Large amounts of silver produced in Japan circulated throughout East Asia via trade routes during the 16th and 17th centuries. At the same time, Europeans sailed beyond their own sphere of civilization in search of gold, silver and spices, and began to initiate trade with East Asia, resulting in important economic and cultural exchange between the East and the West.
*Details on Page 10.
Silver Chogin Oval Shaped Coins (Bunroku Sekishu-chogin, Otoriosame-chogin, Gokuyo-chogin)
"Map of Japan" (1595) Teixera
Theatrum Orbis Terraum (1595) includes "Hivami" (Iwami) and nearby "Argenti fodinae" (Silver Mine)
"Map of Tartatia" (1570) Abraham Orterius Drew
An area of Japan is indicated as "Minas de plata" (Silver Mine)
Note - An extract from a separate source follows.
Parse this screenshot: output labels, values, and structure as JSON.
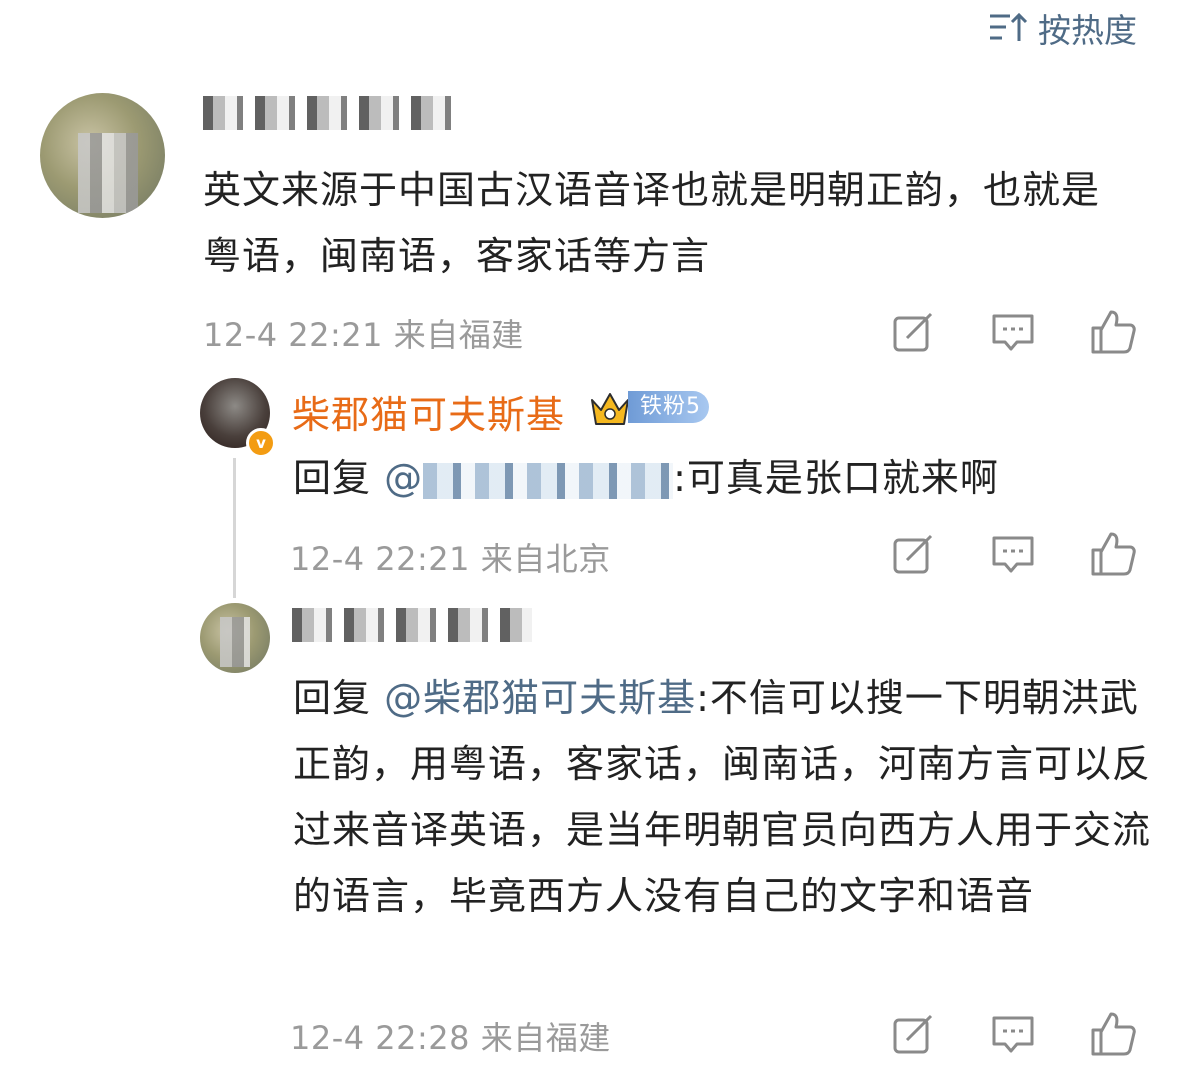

(2) Silver production methods based on traditional techniques are well preserved in many areas
The entire mining process at Iwami Ginzan, from digging to refining, was carried out manually, and the concentration of silver smelting refineries near the mines made it possible to yield large quantities of quality silver. This is evidenced by over 600 remaining areas of outcroppings and mine shafts in the mountains, along with over 1000 small flat areas of land in the vicinity where refineries and dwellings were built.
Throughout the Edo Period (1603-1867) traditional techniques were used to produce silver at Iwami Ginzan. Following the Meiji Restoration towards the end of the 19th century, new techniques were developed in the wake of the Industrial Revolution in Europe, but mining was brought to a halt as the silver ore became depleted. As a result, traditional techniques for mining development have been well preserved at Iwami Ginzan.
Remains of outcroppings
Terraced flat areas of land
(3) Complete industrial system, from silver production to shipment, is displayed in its entirety
The Iwami Ginzan Silver Mine ruins present an overall picture of mine management from silver production to shipment. There are remains of mines where the processes of digging and refining took place, ruins of mountaintop castles used to defend the mines against external enemies, as well as two transportation routes which connect the silver mines to ports for transporting silver ore, silver, and materials for the mines. Old towns and ports that once prospered from silver mining are now inhabited by local residents.
The Iwami Ginzan Silver Mine and its environs are still surrounded by lush forests, thanks to the adequate management of forest resources that was exercised to ensure a steady supply of the vast amount of timber that was used as fuel needed for refining. This provides a rare example, unparalleled in the world, of the uniting of mine ruins and the rich natural surroundings to form a holistic cultural landscape. **
**Landscape fostered through the coexistence of nature and human beings.